3. A separação como libertação
Eu já fui casado. Eu já fui escolhido por alguém — e também escolhi. E o divórcio, por mais doloroso que seja, tem uma parte cruelmente boa: ele te separa também daquilo que você não aguentava mais. É como arrancar um espinho que sangrava todo dia, mas que você já nem percebia mais.
“A dor é inevitável, o sofrimento é opcional.” — Haruki Murakami
Quando me vi livre, respirei aliviado. E fiquei muito atento aos padrões, qualquer coisa que parecesse rpetida, que me lembrasse aquele lugar entristecido do qual saí, era imediatamente encerrada. Eu prometi a mim mesmo que nunca mais iria passar por nada daquilo.

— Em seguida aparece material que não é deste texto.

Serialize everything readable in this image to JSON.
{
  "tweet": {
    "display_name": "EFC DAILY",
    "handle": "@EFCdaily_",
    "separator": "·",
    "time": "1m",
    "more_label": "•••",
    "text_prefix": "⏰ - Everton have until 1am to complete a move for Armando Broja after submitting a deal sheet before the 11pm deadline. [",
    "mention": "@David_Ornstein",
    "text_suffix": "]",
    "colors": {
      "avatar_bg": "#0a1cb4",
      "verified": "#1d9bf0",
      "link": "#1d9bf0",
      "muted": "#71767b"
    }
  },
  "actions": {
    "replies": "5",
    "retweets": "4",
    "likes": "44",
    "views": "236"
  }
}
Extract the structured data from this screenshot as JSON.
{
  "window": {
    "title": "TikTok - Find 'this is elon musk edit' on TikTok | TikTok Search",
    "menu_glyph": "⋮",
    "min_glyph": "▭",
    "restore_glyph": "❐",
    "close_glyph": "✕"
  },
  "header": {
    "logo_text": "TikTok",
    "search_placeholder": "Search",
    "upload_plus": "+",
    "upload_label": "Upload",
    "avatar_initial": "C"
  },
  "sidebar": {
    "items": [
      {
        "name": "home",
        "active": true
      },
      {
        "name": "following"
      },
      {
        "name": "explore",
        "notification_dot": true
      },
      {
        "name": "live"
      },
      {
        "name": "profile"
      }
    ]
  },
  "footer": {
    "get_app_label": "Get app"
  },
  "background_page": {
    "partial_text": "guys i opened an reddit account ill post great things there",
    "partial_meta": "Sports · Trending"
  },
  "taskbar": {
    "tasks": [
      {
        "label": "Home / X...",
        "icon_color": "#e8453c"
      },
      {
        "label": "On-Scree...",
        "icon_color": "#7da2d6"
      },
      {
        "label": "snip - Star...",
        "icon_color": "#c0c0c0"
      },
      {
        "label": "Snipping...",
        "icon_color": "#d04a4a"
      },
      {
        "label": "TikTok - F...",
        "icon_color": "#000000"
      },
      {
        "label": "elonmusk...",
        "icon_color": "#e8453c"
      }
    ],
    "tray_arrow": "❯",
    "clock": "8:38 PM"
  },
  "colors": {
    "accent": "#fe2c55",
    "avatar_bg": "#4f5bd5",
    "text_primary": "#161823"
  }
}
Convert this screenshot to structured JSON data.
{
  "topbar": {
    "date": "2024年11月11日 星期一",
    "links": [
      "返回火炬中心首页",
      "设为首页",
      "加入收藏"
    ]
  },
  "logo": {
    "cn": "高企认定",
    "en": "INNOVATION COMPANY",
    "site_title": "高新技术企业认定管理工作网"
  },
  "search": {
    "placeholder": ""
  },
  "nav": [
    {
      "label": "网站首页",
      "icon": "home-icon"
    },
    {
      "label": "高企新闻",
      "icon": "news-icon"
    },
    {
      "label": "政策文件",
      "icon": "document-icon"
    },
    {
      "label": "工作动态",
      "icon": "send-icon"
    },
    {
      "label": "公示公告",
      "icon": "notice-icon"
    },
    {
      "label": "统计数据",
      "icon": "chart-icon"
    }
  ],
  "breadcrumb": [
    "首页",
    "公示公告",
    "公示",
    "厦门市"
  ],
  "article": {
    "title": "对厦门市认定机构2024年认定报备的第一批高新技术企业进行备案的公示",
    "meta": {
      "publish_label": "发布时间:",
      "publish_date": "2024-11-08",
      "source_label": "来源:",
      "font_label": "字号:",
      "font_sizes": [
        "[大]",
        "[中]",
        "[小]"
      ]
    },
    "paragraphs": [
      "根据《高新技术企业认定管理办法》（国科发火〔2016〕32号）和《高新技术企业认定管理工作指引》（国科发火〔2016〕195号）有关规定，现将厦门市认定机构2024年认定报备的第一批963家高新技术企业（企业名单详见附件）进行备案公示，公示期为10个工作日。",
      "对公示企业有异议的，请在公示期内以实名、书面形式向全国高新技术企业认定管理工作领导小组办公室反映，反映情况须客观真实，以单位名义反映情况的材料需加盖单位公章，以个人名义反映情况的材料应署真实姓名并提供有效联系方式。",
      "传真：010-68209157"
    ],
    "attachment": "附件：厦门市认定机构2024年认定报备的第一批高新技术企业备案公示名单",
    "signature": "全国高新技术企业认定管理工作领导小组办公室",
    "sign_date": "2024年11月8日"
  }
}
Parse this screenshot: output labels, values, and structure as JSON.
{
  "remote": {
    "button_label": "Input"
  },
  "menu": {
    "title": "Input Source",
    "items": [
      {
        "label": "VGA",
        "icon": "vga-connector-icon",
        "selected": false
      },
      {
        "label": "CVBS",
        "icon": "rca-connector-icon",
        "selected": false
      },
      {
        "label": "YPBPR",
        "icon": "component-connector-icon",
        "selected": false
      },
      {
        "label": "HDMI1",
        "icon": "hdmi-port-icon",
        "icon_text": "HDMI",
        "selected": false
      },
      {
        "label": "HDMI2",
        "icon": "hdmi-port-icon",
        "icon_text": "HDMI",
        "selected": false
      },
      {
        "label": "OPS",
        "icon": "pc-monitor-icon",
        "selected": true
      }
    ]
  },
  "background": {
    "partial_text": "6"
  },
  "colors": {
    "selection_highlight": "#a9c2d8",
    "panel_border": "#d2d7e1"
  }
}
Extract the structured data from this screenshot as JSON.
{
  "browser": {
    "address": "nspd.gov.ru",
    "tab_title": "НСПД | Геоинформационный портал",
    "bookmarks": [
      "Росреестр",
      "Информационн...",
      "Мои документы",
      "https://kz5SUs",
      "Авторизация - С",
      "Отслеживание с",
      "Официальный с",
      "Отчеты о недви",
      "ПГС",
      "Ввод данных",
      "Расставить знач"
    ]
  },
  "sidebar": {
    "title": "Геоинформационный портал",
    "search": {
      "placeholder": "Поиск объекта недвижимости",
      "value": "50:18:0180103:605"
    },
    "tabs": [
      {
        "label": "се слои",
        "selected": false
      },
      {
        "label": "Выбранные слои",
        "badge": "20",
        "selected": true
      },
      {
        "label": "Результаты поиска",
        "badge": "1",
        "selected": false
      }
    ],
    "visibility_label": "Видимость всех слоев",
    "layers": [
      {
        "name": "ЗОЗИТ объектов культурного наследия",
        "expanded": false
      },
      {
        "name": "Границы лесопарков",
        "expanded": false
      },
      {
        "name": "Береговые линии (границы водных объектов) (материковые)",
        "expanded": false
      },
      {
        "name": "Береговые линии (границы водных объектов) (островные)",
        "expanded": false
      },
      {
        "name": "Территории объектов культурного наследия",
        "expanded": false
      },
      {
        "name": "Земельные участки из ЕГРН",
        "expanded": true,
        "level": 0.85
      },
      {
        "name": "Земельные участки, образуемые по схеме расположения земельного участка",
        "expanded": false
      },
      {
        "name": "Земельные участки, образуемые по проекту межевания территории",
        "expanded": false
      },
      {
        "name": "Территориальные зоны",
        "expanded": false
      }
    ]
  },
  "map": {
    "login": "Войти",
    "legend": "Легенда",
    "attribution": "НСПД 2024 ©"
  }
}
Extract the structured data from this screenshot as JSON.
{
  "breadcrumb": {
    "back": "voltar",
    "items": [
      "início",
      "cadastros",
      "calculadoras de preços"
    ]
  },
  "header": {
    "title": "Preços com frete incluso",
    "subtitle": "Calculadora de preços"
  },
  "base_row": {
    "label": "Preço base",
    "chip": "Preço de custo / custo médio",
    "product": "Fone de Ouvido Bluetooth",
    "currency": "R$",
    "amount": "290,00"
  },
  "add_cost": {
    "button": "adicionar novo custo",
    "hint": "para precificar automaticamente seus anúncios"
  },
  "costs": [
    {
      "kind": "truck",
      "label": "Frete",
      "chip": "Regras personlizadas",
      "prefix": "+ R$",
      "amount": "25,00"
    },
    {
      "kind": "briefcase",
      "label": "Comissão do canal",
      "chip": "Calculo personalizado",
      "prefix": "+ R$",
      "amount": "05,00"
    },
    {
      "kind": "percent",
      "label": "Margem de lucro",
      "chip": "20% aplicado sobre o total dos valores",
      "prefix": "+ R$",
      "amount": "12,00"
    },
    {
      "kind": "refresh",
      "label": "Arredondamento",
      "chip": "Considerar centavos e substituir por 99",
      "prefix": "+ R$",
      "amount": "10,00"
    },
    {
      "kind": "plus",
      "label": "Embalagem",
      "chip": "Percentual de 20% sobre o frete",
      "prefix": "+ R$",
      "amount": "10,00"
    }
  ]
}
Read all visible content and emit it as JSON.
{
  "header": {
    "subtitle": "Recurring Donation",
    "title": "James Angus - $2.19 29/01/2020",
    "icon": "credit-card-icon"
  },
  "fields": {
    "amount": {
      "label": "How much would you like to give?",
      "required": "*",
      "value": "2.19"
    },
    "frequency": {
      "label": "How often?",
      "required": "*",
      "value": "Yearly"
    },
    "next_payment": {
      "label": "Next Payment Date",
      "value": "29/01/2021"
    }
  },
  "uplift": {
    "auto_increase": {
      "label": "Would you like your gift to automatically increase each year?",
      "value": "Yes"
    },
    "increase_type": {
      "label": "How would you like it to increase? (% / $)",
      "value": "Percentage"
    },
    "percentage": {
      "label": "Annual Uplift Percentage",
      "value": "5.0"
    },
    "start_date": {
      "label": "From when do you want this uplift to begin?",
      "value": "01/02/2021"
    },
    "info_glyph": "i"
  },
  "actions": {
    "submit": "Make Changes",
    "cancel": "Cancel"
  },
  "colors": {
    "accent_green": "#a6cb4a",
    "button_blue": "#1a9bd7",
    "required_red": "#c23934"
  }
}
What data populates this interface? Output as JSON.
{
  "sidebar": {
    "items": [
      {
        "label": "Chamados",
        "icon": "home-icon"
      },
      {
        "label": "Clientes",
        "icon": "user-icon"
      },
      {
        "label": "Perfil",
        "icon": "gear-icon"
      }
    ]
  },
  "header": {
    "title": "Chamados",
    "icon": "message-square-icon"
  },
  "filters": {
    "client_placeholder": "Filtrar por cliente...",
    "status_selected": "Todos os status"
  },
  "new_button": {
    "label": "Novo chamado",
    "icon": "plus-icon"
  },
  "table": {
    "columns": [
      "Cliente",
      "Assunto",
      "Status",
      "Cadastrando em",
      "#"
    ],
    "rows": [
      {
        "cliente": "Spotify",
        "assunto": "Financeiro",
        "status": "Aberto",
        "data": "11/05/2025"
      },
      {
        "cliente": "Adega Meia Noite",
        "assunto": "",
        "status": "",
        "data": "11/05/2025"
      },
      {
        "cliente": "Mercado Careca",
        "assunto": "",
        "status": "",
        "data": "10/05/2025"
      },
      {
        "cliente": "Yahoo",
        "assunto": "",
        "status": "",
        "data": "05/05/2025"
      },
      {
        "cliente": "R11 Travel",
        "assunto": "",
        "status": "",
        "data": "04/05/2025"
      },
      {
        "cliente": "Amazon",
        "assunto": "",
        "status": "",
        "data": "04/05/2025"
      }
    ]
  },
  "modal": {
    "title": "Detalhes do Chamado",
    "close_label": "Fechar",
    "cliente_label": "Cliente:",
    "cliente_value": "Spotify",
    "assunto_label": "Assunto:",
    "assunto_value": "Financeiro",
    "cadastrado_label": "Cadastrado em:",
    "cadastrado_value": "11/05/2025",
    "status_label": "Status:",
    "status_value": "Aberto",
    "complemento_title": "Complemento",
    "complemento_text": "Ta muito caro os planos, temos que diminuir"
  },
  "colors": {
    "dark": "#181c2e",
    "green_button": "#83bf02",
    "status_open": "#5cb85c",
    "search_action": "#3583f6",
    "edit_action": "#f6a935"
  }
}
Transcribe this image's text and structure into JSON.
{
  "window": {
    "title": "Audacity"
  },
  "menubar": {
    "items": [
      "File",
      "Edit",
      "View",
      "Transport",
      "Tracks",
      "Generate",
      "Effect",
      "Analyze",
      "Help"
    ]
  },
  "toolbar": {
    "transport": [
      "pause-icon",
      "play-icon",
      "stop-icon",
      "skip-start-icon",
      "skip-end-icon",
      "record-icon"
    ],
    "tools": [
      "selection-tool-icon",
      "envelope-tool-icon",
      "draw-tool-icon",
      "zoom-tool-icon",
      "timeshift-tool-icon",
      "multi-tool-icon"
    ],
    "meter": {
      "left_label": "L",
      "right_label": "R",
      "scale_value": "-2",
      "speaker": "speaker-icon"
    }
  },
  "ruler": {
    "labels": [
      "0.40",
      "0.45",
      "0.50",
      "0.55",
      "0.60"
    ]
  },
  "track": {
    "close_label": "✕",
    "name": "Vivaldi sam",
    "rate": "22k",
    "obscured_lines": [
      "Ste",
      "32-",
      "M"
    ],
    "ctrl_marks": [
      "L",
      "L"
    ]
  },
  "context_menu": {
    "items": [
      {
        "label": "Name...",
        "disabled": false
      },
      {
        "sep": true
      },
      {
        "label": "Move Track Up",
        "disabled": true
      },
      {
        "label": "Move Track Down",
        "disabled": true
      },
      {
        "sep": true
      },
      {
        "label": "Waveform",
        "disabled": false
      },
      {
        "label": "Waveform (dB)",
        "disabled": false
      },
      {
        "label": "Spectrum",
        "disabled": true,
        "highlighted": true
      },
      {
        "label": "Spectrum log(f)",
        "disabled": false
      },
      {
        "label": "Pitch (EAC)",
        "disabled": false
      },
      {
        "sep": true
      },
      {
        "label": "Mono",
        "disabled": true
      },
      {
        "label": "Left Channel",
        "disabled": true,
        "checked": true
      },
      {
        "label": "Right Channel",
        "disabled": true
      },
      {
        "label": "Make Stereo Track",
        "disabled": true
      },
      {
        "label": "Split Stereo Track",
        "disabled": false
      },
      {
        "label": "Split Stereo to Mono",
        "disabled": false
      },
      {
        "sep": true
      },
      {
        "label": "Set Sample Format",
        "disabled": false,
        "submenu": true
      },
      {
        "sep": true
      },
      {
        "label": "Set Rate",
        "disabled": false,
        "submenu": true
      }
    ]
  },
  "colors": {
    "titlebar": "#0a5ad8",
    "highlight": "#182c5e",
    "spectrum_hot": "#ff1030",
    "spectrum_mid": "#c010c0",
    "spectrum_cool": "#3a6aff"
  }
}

Até que a vida, com seu senso de ironia perfeito, decidiu me confrontar de novo.
4. Os gatilhos das repetições
Porque aí... veio minha filha morar comigo. E em pequenas atitudes, pequenas frases, pequenos gestos... eu vi os mesmos traços. Os mesmos padrões. As mesmas expressões. E tudo aquilo que eu jurei que nunca mais enfrentaria, apareceu com novo rosto. Dessa vez, no rosto de quem eu mais amo no mundo.
Isso gera gatilhos. Gatilhos que não posso ignorar. Mas que também não posso revidar.
Eu me pego me perguntando: será que isso é só reflexo de uma convivência passada? Se ela tivesse sido criada em outro ambiente, de outro jeito, com outra direção... seria diferente?
Ou... isso está no sangue? Essa forma de agir, de reagir, de tensionar os afetos... Está codificado? Herdado? Inevitável?
“O homem é livre para fazer o que quer, mas não para querer o que quer.” — Arthur Schopenhauer
5. A verdade sem saída
E talvez... talvez eu nem queira saber a resposta. Porque qualquer resposta pode me machucar. Pode me culpar. Ou pode me condenar à impotência.
A verdade é que com minha filha... eu não posso romper.
Não há divórcio.
Não há afastamento saudável.
Não há limite que me proteja de repetir o que já vivi — só a minha consciência tentando remar contra o que já sei.
“A hereditariedade é aquilo que acreditamos não ter herdado dos nossos pais.” — Jean Cocteau
6. Devaneio encerrado (por enquanto)
E talvez esse seja meu maior devaneio: tentar interromper o ciclo. Tentar ser barreira. Tentar ser abrigo. Mesmo quando parte de mim quer apenas fugir da dor que reconhece.
Não estou aqui buscando diagnóstico. Nem análise, nem explicação científica. Eu só estou escrevendo porque, hoje, doeu de novo. E às vezes, escrever é a única forma de impedir que a dor escorra pelos cantos da alma.
Bom... esse é o devaneio de hoje.
PS:
Tomara que não tenha nenhum psicólogo ou psicopedagogo lendo a minha página.
Eu realmente não sei o que estariam fazendo aqui também. Mas caso vocês estejam por aí... bem-vindos. Obrigado pela companhia.
Eu só estou aqui me lamentando por algo que novamente vem me machucando, machucando, e machucando.
E isso simplesmente é o que é. Não vai ser mudado. A minha relação com a minha filha é inalterável. Eu terei de estar com ela durante toda a vida dela. E basicamente será isso.